Read that last sentence again: “Who knows – maybe she'd feel it was worth it.”


Quite apart from how one may feel about Mr. Kennedy, that is an abysmally stupid concept.


To even contemplate – let alone express – how someone who would likely still be alive today (had she the good fortune to escape the notice of Ted Kennedy that night) might feel about the now-dead senator’s career is preposterous and disgraceful. And to then suggest that she might even think that dying for the cause was appropriate, or a good thing, or as Ms. Lafsky put it, “worth it,” well, that sentiment is so grossly contemptible and cold-blooded that it’s difficult to find printable words to adequately describe it.


It should shock every decent American that people allow themselves to think like that. Or maybe she can’t control it. Ms. Lafsky’s slams at Rush Limbaugh, and Sarah Palin – neither of whom expressed that horrid thought – tell us that she is a liberal, and apparently one who lives way out on the fringes, where crazy ideas like this thrive.

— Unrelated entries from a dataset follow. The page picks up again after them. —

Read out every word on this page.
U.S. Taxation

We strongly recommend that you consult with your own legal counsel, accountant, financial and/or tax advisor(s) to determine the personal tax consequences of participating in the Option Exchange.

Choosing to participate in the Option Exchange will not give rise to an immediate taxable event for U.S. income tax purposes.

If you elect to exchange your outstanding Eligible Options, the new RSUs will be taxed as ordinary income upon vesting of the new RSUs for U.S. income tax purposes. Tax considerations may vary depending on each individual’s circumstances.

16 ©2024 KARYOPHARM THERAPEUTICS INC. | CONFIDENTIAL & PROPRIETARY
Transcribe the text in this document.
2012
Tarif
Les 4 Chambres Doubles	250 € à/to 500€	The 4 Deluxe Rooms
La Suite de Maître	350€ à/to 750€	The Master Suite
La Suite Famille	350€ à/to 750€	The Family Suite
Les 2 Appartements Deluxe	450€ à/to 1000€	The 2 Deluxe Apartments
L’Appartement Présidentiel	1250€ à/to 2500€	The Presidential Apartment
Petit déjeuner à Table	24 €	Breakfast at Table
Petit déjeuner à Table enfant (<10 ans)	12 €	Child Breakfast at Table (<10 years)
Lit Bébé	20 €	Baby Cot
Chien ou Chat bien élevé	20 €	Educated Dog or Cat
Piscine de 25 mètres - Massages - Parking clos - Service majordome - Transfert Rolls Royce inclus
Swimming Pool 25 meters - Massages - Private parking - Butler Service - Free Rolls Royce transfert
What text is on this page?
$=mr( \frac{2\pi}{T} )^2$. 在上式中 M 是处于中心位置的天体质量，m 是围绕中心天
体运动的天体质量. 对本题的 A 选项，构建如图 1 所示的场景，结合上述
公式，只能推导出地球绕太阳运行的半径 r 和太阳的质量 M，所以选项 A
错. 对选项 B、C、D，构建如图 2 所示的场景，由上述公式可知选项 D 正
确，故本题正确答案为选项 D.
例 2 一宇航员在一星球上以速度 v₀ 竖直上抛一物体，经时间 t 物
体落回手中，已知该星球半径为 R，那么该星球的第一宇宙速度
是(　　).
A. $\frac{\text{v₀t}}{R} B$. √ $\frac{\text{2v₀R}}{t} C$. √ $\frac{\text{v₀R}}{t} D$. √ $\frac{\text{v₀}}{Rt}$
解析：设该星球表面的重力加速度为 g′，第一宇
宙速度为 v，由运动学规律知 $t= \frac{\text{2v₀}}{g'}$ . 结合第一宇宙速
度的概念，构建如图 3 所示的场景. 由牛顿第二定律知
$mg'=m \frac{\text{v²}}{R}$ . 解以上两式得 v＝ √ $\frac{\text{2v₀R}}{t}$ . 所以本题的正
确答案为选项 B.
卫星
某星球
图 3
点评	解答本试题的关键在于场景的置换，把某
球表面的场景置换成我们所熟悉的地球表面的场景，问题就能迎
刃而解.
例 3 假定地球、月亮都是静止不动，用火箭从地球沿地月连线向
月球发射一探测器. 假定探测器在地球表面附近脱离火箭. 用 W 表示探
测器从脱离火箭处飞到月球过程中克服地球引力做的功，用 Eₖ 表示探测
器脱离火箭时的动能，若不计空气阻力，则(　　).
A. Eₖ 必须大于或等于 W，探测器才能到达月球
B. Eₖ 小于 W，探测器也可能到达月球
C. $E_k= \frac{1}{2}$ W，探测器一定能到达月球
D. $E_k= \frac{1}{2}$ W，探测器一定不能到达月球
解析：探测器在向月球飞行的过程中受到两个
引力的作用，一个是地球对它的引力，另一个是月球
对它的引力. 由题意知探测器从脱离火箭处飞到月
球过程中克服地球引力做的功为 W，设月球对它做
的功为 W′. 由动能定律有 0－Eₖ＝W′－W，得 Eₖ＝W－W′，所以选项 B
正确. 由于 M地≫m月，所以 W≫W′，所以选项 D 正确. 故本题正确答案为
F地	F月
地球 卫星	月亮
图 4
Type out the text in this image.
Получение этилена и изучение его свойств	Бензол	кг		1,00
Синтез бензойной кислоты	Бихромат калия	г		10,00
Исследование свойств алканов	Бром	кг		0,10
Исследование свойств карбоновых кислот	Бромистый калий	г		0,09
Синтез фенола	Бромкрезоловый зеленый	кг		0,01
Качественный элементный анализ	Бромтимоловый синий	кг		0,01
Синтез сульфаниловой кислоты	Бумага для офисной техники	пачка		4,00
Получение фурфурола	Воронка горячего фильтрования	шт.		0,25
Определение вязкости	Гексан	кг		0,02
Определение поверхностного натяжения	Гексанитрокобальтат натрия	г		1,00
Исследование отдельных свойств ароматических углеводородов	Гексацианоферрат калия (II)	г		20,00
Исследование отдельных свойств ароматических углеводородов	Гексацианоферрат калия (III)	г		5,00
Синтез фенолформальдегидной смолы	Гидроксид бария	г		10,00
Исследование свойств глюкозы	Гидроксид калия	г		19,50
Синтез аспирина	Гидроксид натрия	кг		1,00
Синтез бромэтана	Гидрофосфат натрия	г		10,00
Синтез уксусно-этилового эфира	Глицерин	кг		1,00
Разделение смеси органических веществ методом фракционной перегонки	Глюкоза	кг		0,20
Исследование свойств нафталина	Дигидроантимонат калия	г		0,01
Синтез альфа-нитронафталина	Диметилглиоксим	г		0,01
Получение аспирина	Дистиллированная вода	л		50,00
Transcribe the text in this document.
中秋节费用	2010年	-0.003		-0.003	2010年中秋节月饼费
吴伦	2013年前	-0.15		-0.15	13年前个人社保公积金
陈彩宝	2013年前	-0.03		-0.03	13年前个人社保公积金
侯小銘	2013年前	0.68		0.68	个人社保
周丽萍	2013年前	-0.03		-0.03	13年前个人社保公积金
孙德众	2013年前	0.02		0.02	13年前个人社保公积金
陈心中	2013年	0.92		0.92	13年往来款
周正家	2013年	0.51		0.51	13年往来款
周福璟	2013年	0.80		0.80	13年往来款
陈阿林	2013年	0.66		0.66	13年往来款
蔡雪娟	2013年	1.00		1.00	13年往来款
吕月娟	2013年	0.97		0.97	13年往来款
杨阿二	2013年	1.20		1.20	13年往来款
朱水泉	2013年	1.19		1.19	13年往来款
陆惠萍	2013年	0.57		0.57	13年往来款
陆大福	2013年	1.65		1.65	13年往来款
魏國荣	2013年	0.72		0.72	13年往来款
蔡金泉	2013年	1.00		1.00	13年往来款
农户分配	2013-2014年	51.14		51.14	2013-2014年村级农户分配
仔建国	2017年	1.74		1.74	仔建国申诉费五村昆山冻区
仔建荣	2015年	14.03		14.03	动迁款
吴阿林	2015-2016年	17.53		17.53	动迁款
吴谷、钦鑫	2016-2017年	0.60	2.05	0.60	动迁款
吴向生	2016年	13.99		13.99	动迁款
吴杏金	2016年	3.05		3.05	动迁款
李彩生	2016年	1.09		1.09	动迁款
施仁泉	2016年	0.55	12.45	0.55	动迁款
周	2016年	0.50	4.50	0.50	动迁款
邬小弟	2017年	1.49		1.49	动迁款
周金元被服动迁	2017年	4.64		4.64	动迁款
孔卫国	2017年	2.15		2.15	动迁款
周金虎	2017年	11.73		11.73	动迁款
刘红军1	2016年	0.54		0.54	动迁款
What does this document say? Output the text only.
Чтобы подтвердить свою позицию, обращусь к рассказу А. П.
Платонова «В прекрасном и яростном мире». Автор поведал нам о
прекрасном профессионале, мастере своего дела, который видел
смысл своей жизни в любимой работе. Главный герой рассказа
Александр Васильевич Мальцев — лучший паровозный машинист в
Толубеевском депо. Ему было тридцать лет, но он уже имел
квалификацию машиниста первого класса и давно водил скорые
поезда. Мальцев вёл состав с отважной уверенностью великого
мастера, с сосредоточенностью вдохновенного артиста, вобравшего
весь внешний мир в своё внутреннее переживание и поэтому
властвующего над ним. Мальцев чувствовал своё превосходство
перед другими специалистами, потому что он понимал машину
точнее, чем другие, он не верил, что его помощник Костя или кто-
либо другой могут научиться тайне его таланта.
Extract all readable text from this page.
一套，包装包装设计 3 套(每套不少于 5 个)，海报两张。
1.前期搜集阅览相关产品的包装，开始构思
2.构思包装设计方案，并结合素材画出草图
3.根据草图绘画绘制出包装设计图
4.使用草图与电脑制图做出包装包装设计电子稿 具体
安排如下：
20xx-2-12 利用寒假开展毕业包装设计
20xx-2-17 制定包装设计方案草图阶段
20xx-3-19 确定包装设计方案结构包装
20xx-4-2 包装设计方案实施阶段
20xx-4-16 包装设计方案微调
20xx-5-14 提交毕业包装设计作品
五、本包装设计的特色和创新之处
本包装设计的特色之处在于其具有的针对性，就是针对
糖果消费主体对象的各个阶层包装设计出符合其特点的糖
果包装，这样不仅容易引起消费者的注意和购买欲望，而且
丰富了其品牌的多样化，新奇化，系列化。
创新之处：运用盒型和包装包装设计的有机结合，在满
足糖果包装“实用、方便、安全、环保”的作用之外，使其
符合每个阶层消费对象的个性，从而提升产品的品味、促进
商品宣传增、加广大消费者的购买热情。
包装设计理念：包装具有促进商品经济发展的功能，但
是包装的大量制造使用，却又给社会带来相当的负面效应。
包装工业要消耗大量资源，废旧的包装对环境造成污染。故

Ted Kennedy worked for health care reform, and drafted America's Affordable Health Choices Act of 2009, a plan that will produce rationing and denial-of-service like health care systems in Europe and Canada. This is the plan that Democrats think the country needs. Republicans, and a majority of the American people, disagree.


Another crazy idea would be to pass this monstrosity “for Teddy.” The people in Congress were sent there to represent the citizens who elected them, not to dictate to them. They represent all of the people, not just the ones who agree with them. The imperious behavior of some of them reflects that they have forgotten that.


With the country and the Congress so sharply divided on the issue, it would make a mockery of the ideal of good government to shove this through for any reason, especially as a memorial to Ted Kennedy.